Robust perception algorithms for fast and agile navigation

Date:  11/17/2022

Speaker:   Varun Murali

Location: 122 Gates Hall and Zoom

Time: 2:40 p.m.-3:30 p.m.

AbstractIn this talk we explore algorithms for robust visual navigation at operational speeds. Visual inertial navigation at operational speeds is a challenging problem for robotic vehicles.With a camera, inertial measurement unit (IMU) pairing being ubiquitous to most consumer electronics, they form an ideal pairing for applications on the edge and have found applications ranging from large-scale search and rescue, autonomous driving to home robots such as robotic vacuum cleaners. In general, the navigation problem for robots can be written in the form of the sense-think-act framework for autonomy. The “sensing” part is typically performed in this context as bearing measurements to visually salient locations in the environment; the “planning” part then uses the estimate of the ego-state from the sensors and produces a (compactly represented) trajectory from the current location to the goal. Finally, the “act” or controller follows the plan. This division leaves several interesting problems at the intersection of the parts of the framework.
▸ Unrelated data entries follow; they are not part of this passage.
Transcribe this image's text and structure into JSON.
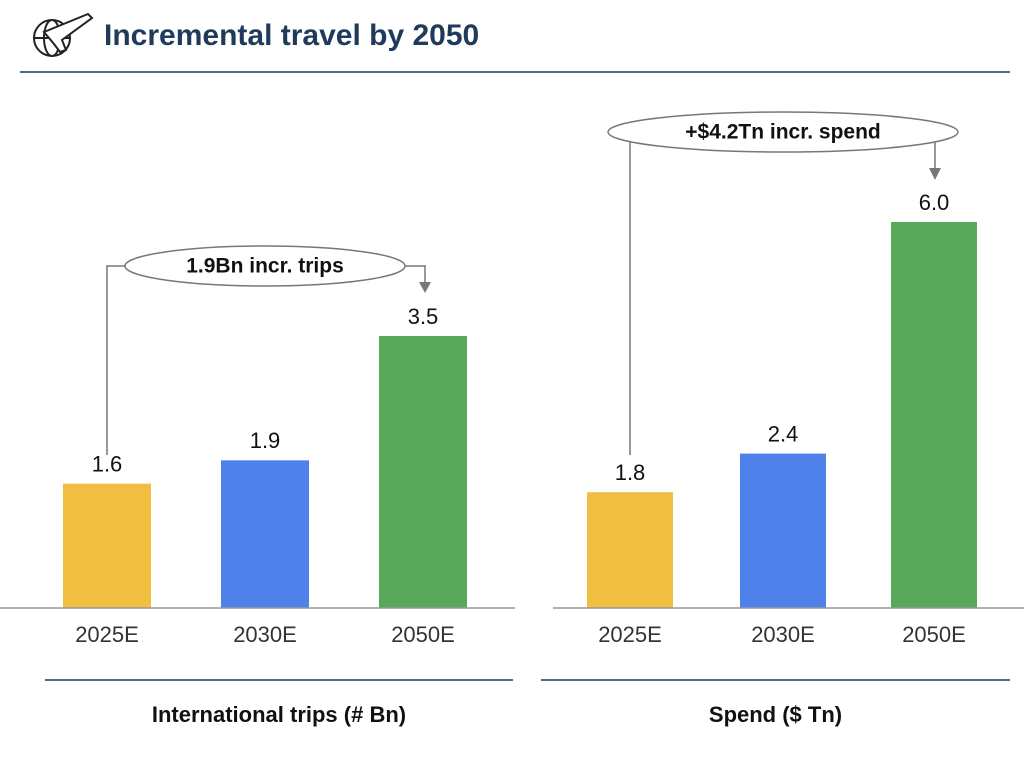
{
  "header": {
    "title": "Incremental travel by 2050"
  },
  "chart_data": [
    {
      "type": "bar",
      "x_label": "International trips (# Bn)",
      "annotation": "1.9Bn incr. trips",
      "categories": [
        "2025E",
        "2030E",
        "2050E"
      ],
      "values": [
        1.6,
        1.9,
        3.5
      ],
      "colors": [
        "#f0be41",
        "#4f81ea",
        "#58a85a"
      ]
    },
    {
      "type": "bar",
      "x_label": "Spend ($ Tn)",
      "annotation": "+$4.2Tn incr. spend",
      "categories": [
        "2025E",
        "2030E",
        "2050E"
      ],
      "values": [
        1.8,
        2.4,
        6.0
      ],
      "value_labels": [
        "1.8",
        "2.4",
        "6.0"
      ],
      "colors": [
        "#f0be41",
        "#4f81ea",
        "#58a85a"
      ]
    }
  ]
}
For instance, consider the problem of navigating in a relatively unknown environment; if the future percepts are not carefully planned, it is possible to enter a room with very few visual features that degrade the quality of state estimation, which in turn can result in poor closed-loop performance. To this end, we explore the joint problem of perception and planning in a unified setting and show that this framework results in robust trajectory tracking.

Bio: Varun is currently a PhD candidate at MIT working on decision making under uncertainty for agile navigation. Previously, he was a Computer Scientist with the Computer Vision Technology group at SRI International in Princeton, New Jersey, USA working on GPS denied localization algorithms using low cost sensors. Varun received his bachelor’s degree in Electronics and Communications Engineering from the University of Kent at Canterbury, UK. He also received master’s degrees in Electrical and Computer Engineering and Computer Science with a specialization in computational perception and robotics from the Georgia Institute of Technology. He has also held positions at Dynamic Load Monitoring, Southampton, UK and BMW, Munich, Germany. He enjoys research roles and has been involved in different areas of research in robotics and computer vision, including work on joint perception and planning, semantic localization, guaranteed safe navigation and smooth control for wearable robotics.